The following list provides a map to old call numbers that were eradicated by the archivist during the 2007 re-processing. All the materials for The Papers of Nathan Marsh Pusey now fall under the single call number UAI 15.900.
- HUG 4717 General Folder: moved to Writings (by and about Nathan Marsh Pusey).
- HUG 4717.1 Speeches, reports, articles by Pusey, 1952-1971: moved to Writings (by and about Nathan Marsh Pusey).
- HUG 4717.5 Clippings about Annual Report for 1953-1954: moved to Writings (by Nathan Marsh Pusey).
- HUG 4717.7 Medals belonging to Nathan Marsh Pusey: moved to Biographical Materials.
- HUG 4717.25 Examination blue book, Government 6, 1932-1933: moved to Biographical Materials.
- HUG 4717.52 Student notes, 1931-1933: moved to Biographical Materials.
- HUG 4717.54 In honor of Nathan Marsh Pusey: moved to Writings (about Nathan Marsh Pusey).
- HUG 4717.75 Reports, semi-annual and annual, of the President to the Board of Trustees of Lawrence College, 1947-1952.
- HUG 4717.76 A Great and Good Work: A History of Lawrence University, 1847-1964: moved to Writings (about Nathan Marsh Pusey).
- HUG 4717.80 American Higher Education 1945-1970: A Personal Report: moved to Writings (by Nathan Marsh Pusey).
- UAI 15.900 Address at the Fiftieth Reunion Class Dinner of the Class of 1928: moved to Speeches.
- UAI 15.900 Addresses, 1953-1968: moved to Speeches.
- UAI 15.900 Correspondence, as President of Lawrence College with Harvard Appointment Office, 1944-1951: moved to Subject Files.
- UAI 15.900 In Honor of Nathan Marsh Pusey: item weeded and discarded.
- UAI 15.900 Personal correspondence received in advance of main transfer: moved to Speeches.

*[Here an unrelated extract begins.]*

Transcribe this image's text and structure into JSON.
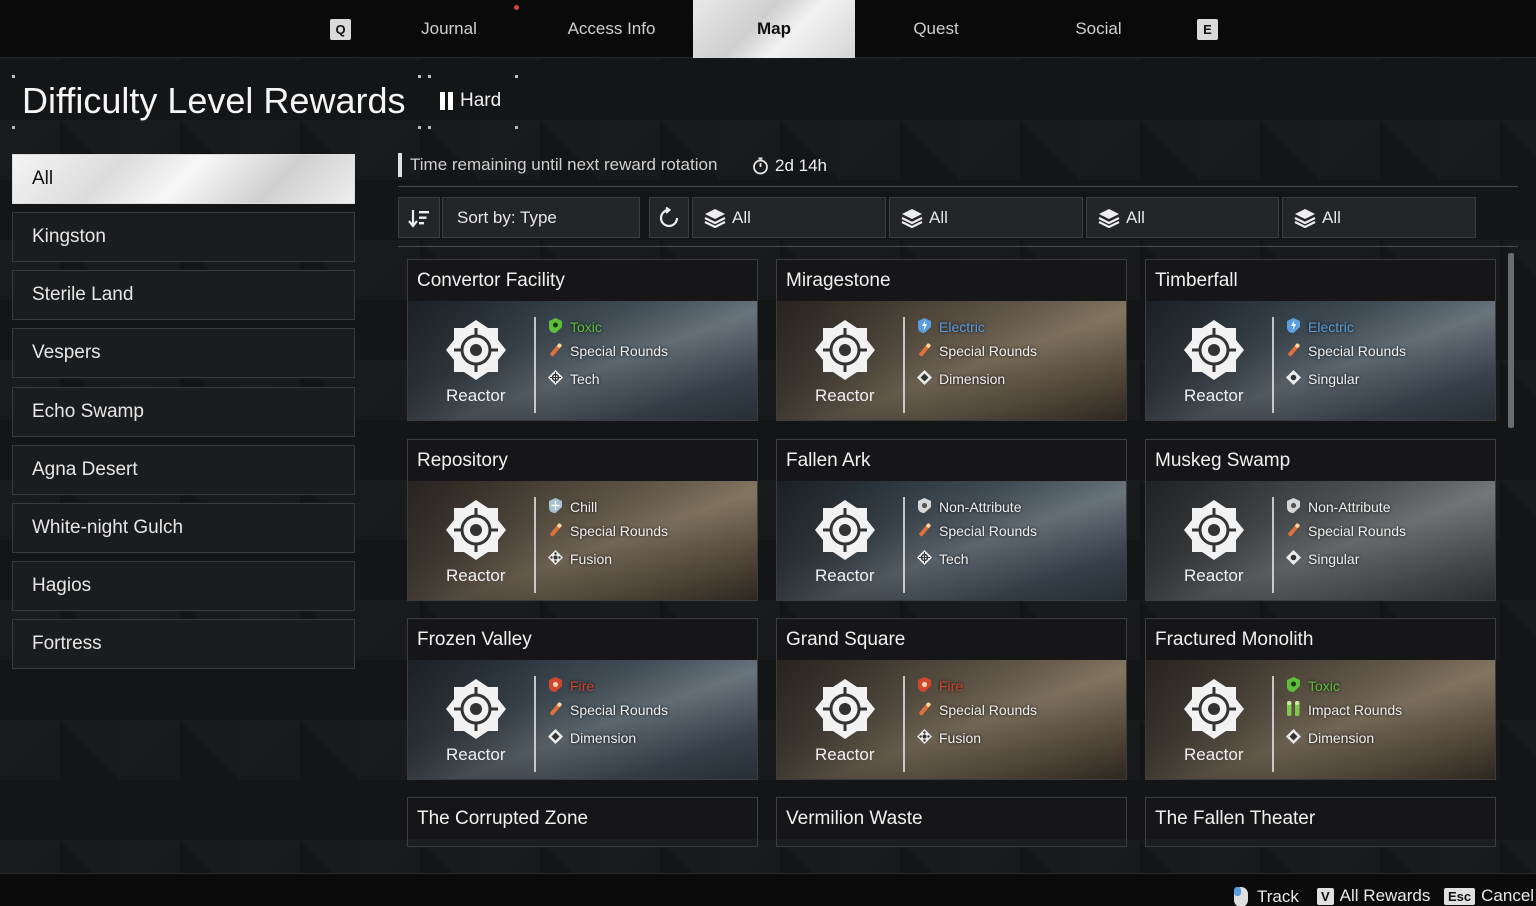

- UAI 15.900 Reports and addresses at Lawrence College: moved to Speeches.
- UAI 15.900.1 Tape recording of Johnny Most Sports, Dr. Pusey on the Stand, 1970: moved to Biographical Materials.
- UAI 15.900.2 Sound recording of an interview with Nathan Marsh Pusey, 1969: moved to Biographical Materials.
- UAI 15.900.15 Letters and speeches, 1967-1986: moved to Speeches, Correspondence, and Writings (by Nathan Marsh Pusey).
- UAI 15.900.30 The Exploding World of Education: moved to Writings (by Nathan Marsh Pusey).
- UAI 15.900.41 Innovation in Liberal Arts Colleges by M. Brick and E.J. McGrath, 1968: item weeded and discarded.
- UAI 15.900.43.1 News clippings: moved to Writings (about Nathan Marsh Pusey).
- UAI 15.900.43.1 Pusey Letters: moved to Correspondence (General).
- UAI 15.900.43.1 Speeches, 1954-1992: moved to Speeches.